Coleman noted that technology had changed the way that Woodside’s employees worked and lived through a number of emerging initiatives.
“The resources sector, particularly in Western Australia, has led the adoption of technologies like data analytics, artificial intelligence and automation, recognising the benefits for increased efficiency and improved safety,” Coleman said.
“It’s time for Australia to get serious about artificial intelligence.”
Coleman urged the industry to collaborate with technology firms to establish operations and employ and develop local talent.
Woodside has backed a number of local tech start-ups with the potential to transform the industry, from the way ocean conditions are surveyed to enhancing cybersecurity for operation systems.

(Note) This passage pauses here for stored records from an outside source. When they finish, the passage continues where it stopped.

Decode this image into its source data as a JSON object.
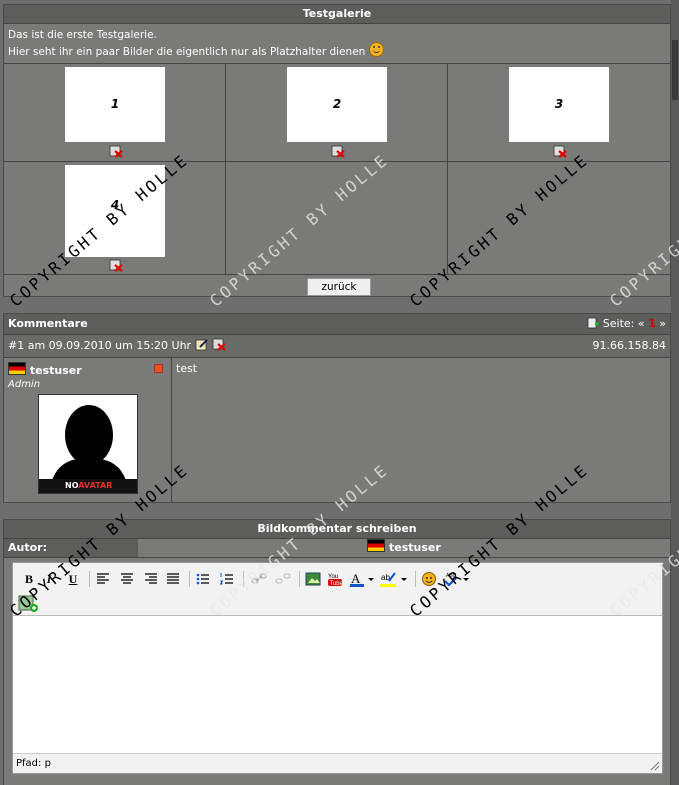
{
  "gallery": {
    "title": "Testgalerie",
    "intro_line1": "Das ist die erste Testgalerie.",
    "intro_line2": "Hier seht ihr ein paar Bilder die eigentlich nur als Platzhalter dienen",
    "images": [
      {
        "label": "1"
      },
      {
        "label": "2"
      },
      {
        "label": "3"
      },
      {
        "label": "4"
      }
    ],
    "back_button": "zurück"
  },
  "comments": {
    "title": "Kommentare",
    "page_label": "Seite:",
    "page_prev": "«",
    "page_current": "1",
    "page_next": "»",
    "entry": {
      "number": "#1",
      "date_text": "am 09.09.2010 um 15:20 Uhr",
      "ip": "91.66.158.84",
      "username": "testuser",
      "role": "Admin",
      "avatar_text_no": "NO",
      "avatar_text_avatar": "AVATAR",
      "message": "test"
    }
  },
  "write": {
    "title": "Bildkommentar schreiben",
    "author_label": "Autor:",
    "author_name": "testuser",
    "path_label": "Pfad: p"
  },
  "watermark": "COPYRIGHT BY HOLLE",
  "colors": {
    "accent_red": "#d00000",
    "bg": "#6e6e6e"
  }
}
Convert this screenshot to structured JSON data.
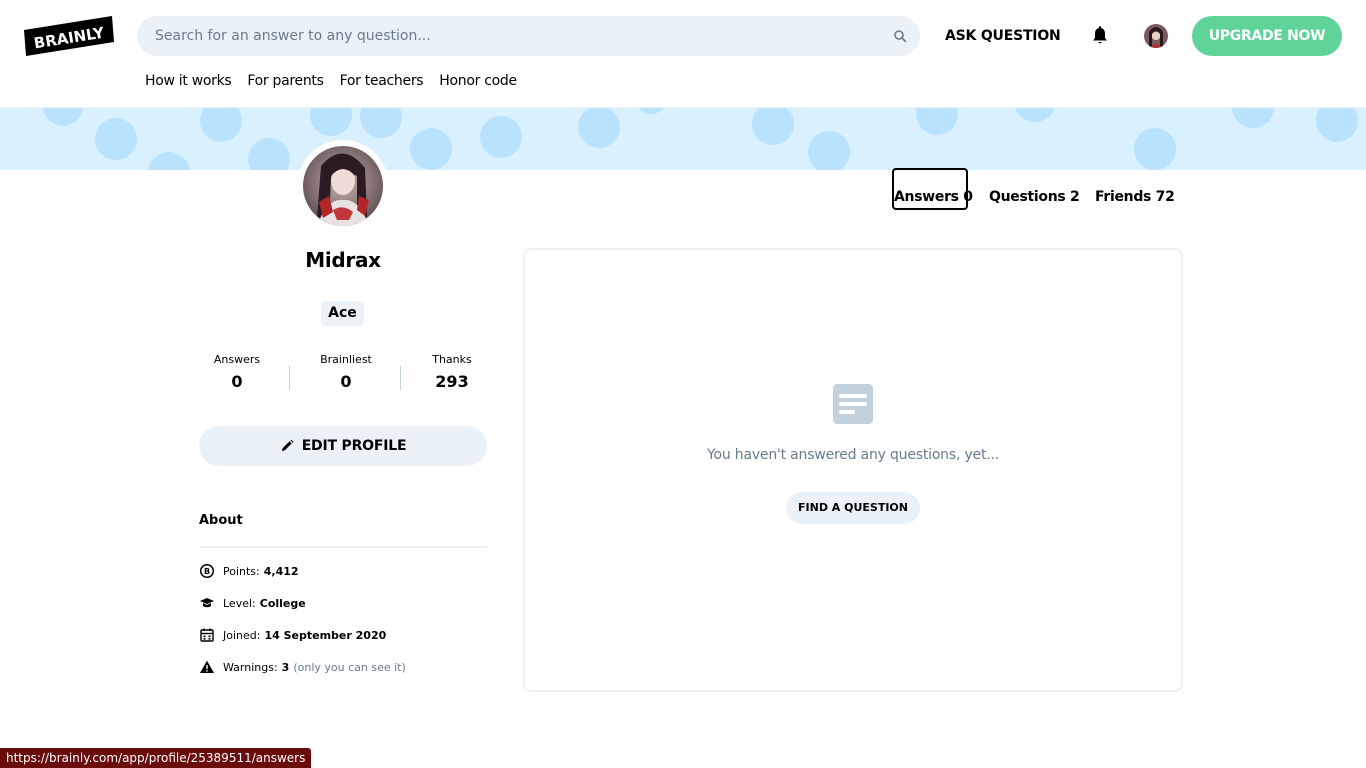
{
  "header": {
    "logo_text": "BRAINLY",
    "search_placeholder": "Search for an answer to any question...",
    "ask_question": "ASK QUESTION",
    "upgrade": "UPGRADE NOW",
    "nav": [
      "How it works",
      "For parents",
      "For teachers",
      "Honor code"
    ]
  },
  "profile": {
    "username": "Midrax",
    "rank": "Ace",
    "stats": [
      {
        "label": "Answers",
        "value": "0"
      },
      {
        "label": "Brainliest",
        "value": "0"
      },
      {
        "label": "Thanks",
        "value": "293"
      }
    ],
    "edit_profile": "EDIT PROFILE"
  },
  "about": {
    "title": "About",
    "points_label": "Points:",
    "points_value": "4,412",
    "level_label": "Level:",
    "level_value": "College",
    "joined_label": "Joined:",
    "joined_value": "14 September 2020",
    "warnings_label": "Warnings:",
    "warnings_value": "3",
    "warnings_note": "(only you can see it)"
  },
  "tabs": [
    {
      "label": "Answers 0",
      "active": true
    },
    {
      "label": "Questions 2",
      "active": false
    },
    {
      "label": "Friends 72",
      "active": false
    }
  ],
  "content": {
    "empty_message": "You haven't answered any questions, yet...",
    "find_question": "FIND A QUESTION"
  },
  "status_url": "https://brainly.com/app/profile/25389511/answers",
  "colors": {
    "accent_green": "#60d399",
    "banner_bg": "#d9f0ff",
    "banner_dots": "#b9e2fe",
    "muted_text": "#687b8c",
    "light_gray": "#ebf2f7",
    "status_bar": "#6b0c0c"
  }
}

“We have a fantastic robotics laboratory and data science team, but it is really since we have taken the technology out of the lab that we are seeing tangible value creation,” Coleman explained.
“That has been driven by integration of our technology and digital teams…we are working for a future where technology helps us solve real-world challenges.”
Greener energy attracts investment
Social expectations are pushing oil and gas companies and the industry towards a greener future.
The Department of the Environment and Energy’s 2019 Australia’s emissions projections estimated that Australia would exceed its 2020 target by 238 million tonnes of carbon dioxide equivalent (Mt CO2-e), an improvement of 43 Mt on 2018.
Australia has a target of reducing emissions to 5 per cent below 2000 levels by 2020, with this year expected to be 534 Mt CO2-e.
The report also noted that electricity emissions from LNG facilities are set to decline slightly over the next five years as the Darwin LNG facility goes offline for maintenance.
From 2025, emissions will increase again as production increases because of the return of the Darwin LNG facility, and the addition of another train at Pluto in Western Australia.
Cullinane is confident that oil and gas companies will see the benefits of investing in greener energy.
To achieve this, Cullinane believes companies will have to shift towards a lower carbon energy mix while extracting value from new technologies.
She said now is the time to “really leverage these ideas and not just talk about them”.
“There are some companies that are ahead in terms of what they are doing and what investments they have in greener and cleaner energy,” Cullinane said.
Woodside is aspiring to become carbon neutral by 2025 by offsetting emissions from its Pluto development and has signed an agreement with Greening Australia.
The company plans to offset equity reservoir CO2 across its entire portfolio from next year.
However, Cullinane stated that on average across the industry only “1.3 per cent of capital expenditure in 2018 went into low carbon projects”.
“Companies need to invest in greener energy to safeguard their assets and revenue base. Their social license is being increasingly scrutinised by investors and by customers,” Cullinane said.
“With a big focus on ESG (environmental, social and governance), companies must ensure they are attractive to investors, customers and the talent they require for their organisations.”
Coleman reinforced Woodside’s intention to work towards a lower carbon future and why it would be important for the sustainability of the company.
“We are working for a future where Australia draws value from its rich and diverse resource endowment and charts an energy path that is sustainable in both an environmental and an economic sense,” Coleman said.